On the recent Green Wednesday-Danksgiving long weekend, sales of weed sodas, seltzers, powders and cocktails jumped 13.2%, per Headset’s analysis of seven states. The year-end period could bring more of the same good tidings for the category, based on past performance; Headset says drinks saw a 16.6% boost at Christmas 2021.
Some particular bright spots: Sales grew an eye-popping 272% year over year in Michigan in 2022, according to Headset’s report, while states like Massachusetts, Washington and California saw double-digit bumps.
The data wasn’t all positive for the sector, though, with Headset noting that Nevada, Maryland, Oregon and Colorado saw demand drop. Meantime, the market has been flooded with new brands—an increase of 65% since January 2021—which could mean there’s more supply than demand or buyers are overwhelmed by their choices.

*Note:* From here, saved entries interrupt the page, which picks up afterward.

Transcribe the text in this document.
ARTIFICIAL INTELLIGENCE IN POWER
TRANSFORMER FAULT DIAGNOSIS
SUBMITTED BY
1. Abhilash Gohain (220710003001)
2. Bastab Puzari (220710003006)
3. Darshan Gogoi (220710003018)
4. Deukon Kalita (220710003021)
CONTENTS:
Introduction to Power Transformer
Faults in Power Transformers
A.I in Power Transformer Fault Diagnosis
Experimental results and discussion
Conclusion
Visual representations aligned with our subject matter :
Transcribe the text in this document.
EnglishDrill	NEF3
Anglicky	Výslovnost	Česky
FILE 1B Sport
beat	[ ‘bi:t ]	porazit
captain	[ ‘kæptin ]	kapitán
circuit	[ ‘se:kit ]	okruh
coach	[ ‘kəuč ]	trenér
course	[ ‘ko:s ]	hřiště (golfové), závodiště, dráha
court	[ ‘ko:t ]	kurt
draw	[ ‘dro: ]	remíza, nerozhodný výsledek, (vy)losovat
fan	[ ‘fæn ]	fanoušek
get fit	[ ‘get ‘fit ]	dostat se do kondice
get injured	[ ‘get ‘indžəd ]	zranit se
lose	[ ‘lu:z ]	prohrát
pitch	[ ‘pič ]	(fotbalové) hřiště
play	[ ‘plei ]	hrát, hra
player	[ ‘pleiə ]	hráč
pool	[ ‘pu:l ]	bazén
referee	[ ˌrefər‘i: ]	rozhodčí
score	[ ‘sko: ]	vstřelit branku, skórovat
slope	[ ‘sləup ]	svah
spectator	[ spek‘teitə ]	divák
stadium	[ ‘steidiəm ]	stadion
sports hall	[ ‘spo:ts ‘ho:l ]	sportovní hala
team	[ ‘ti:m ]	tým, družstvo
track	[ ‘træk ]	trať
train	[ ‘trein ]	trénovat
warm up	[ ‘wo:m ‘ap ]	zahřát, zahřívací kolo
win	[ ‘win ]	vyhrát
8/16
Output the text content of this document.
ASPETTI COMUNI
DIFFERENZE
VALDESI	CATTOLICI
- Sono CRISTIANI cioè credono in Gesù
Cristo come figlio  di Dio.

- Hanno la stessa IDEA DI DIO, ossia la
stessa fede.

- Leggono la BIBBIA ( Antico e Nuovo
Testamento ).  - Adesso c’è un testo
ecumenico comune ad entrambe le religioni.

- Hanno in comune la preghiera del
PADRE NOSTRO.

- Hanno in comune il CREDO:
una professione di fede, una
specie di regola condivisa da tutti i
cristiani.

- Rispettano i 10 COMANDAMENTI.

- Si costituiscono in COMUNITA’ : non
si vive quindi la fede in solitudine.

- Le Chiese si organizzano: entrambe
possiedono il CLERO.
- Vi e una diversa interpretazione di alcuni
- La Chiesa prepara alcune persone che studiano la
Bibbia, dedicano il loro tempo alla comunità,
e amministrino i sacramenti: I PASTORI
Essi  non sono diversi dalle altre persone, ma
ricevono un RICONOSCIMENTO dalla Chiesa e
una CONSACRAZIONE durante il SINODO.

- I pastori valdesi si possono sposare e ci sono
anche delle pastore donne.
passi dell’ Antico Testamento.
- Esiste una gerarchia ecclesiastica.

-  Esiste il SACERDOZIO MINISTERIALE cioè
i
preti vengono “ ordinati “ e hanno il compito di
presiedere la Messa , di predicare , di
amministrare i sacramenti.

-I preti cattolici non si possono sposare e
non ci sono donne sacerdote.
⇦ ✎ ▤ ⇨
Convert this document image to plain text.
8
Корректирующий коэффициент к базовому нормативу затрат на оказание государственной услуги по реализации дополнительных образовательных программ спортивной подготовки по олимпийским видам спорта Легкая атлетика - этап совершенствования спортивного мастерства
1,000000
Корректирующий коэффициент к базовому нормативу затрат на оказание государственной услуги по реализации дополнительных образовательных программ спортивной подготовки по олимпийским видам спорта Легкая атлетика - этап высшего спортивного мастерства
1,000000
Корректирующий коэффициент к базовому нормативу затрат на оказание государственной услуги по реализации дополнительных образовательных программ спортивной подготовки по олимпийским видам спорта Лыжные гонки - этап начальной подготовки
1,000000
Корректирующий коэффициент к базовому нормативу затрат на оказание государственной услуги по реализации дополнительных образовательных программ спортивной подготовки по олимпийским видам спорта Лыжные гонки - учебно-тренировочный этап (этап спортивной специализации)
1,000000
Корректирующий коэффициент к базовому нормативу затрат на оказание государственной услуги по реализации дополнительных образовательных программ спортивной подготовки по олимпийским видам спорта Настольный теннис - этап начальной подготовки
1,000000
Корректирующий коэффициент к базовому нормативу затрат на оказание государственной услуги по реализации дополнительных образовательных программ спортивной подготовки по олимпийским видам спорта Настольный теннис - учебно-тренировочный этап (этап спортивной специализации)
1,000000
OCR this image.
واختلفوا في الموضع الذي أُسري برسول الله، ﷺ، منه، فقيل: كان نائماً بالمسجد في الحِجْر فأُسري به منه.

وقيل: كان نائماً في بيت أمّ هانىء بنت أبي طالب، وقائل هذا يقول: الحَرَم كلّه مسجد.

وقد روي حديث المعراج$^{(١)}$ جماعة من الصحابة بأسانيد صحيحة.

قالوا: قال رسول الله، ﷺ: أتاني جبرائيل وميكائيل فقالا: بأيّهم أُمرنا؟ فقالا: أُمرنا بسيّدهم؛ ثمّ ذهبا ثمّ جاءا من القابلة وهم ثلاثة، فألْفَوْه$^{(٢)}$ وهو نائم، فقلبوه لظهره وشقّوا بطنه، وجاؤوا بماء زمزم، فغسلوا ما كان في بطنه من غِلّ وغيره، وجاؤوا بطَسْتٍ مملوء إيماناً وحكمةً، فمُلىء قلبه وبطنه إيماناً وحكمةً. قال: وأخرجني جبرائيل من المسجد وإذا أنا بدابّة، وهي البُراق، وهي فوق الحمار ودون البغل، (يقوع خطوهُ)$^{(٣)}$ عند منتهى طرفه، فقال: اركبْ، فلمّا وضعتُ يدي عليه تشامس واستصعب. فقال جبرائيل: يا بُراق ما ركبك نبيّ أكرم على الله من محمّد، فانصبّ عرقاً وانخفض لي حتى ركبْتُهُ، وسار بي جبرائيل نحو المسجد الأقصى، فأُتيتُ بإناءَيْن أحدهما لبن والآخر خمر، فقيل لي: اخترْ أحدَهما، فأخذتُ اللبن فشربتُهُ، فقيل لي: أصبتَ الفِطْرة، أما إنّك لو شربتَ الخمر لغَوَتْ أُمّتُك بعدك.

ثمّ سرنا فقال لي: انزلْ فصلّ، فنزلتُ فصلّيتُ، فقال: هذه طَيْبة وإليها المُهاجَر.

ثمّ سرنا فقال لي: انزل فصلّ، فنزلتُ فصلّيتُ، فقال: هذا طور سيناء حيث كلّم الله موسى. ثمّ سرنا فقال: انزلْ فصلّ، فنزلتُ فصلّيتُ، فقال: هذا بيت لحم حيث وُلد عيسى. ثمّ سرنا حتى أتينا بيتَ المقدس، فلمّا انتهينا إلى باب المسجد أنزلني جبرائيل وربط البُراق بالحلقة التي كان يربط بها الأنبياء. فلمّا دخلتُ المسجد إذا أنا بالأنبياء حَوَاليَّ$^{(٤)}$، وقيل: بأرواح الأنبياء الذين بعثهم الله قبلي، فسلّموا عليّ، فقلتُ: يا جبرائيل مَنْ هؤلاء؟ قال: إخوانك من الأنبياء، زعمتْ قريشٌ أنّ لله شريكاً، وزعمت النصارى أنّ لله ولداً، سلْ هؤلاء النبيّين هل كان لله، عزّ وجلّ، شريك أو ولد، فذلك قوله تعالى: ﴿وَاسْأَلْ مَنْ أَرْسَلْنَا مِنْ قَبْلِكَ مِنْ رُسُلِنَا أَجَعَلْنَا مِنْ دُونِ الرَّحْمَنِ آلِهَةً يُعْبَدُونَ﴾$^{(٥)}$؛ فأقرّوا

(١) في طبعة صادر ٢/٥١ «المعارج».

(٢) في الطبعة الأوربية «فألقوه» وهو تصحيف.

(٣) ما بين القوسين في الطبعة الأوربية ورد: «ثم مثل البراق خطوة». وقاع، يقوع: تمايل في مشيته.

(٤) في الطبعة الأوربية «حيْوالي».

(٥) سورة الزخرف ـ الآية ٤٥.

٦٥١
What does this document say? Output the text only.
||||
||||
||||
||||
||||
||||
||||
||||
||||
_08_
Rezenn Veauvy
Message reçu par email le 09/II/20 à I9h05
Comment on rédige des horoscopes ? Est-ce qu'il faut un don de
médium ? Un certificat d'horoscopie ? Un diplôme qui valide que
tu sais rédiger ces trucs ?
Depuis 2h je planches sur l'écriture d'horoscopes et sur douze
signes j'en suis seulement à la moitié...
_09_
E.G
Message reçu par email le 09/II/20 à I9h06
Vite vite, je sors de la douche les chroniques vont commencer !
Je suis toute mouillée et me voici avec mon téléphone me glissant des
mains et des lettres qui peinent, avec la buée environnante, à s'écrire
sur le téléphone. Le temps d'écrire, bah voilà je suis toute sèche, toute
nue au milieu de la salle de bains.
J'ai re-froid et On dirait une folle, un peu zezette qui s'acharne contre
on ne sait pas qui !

The researcher also said that consumers seem to be gravitating to the higher-dose drinks, where buyers get more bang for their buck.
Cann’s primary target has been the casual weed user, teetotalers (or the “Cali sober”) and the massive addressable audience that may not currently consume but would be open to try. The brand’s drinks, containing 2 milligrams to 5 milligrams of THC, could qualify as a good on-ramp for such potential buyers.
Tastes better than eggnog
The average American drinks 27% more alcohol during the holiday season compared to the rest of the year, according to a recent study from Sunrise House, with 23% considering themselves “heavy drinkers” between Thanksgiving and New Year and 27% saying they consume stronger liquor during that time.
Cann means to address the outcome of such behavior and urge people to reconsider their relationship with alcohol, albeit in a rather light-hearted, high-concept way, with its video that stars Mickey Sumner (Snowpiercer, Frances Ha), Meg Stalter (Hacks), comedian Benito Skinner and actor Bre-Z among the eclectic cast.
Shot last month at a home in Los Angeles’ hip Silverlake neighborhood, “Cann-Do Holiday” is a collaboration between Cann’s internal team, Bell and production house London Alley.
The brand hosted a movie premiere-style party for the short film this week in Hollywood, along with a panel discussion on diversity (or the lack thereof) in the cannabis industry, featuring Cannaclusive’s Mary Pryor, Jane Technologies’ Socrates Rosenfeld, Cann investor and board member-actor Rosario Dawson, Bell and Anderson.
In casting the video, Bell talked about the importance of representation behind the scenes—she hired a female director of photography, among other women and people of color—as well as on-screen.
“Family looks like a multitude of different things, and not everyone looks the same,” Bell said during the session. “I wanted the creative to be sexy and fun and inclusive from every single vantage point, so it felt like it wasn’t elitist or isolating to anyone.”
“Cann-Do Holiday,” with the tagline, “You can’t change your family, but you cann change your drink,” will get a boost from a MedMen partnership, via outdoor ads and through Paper magazine’s YouTube channel. The video will be distributed on social and digital platforms.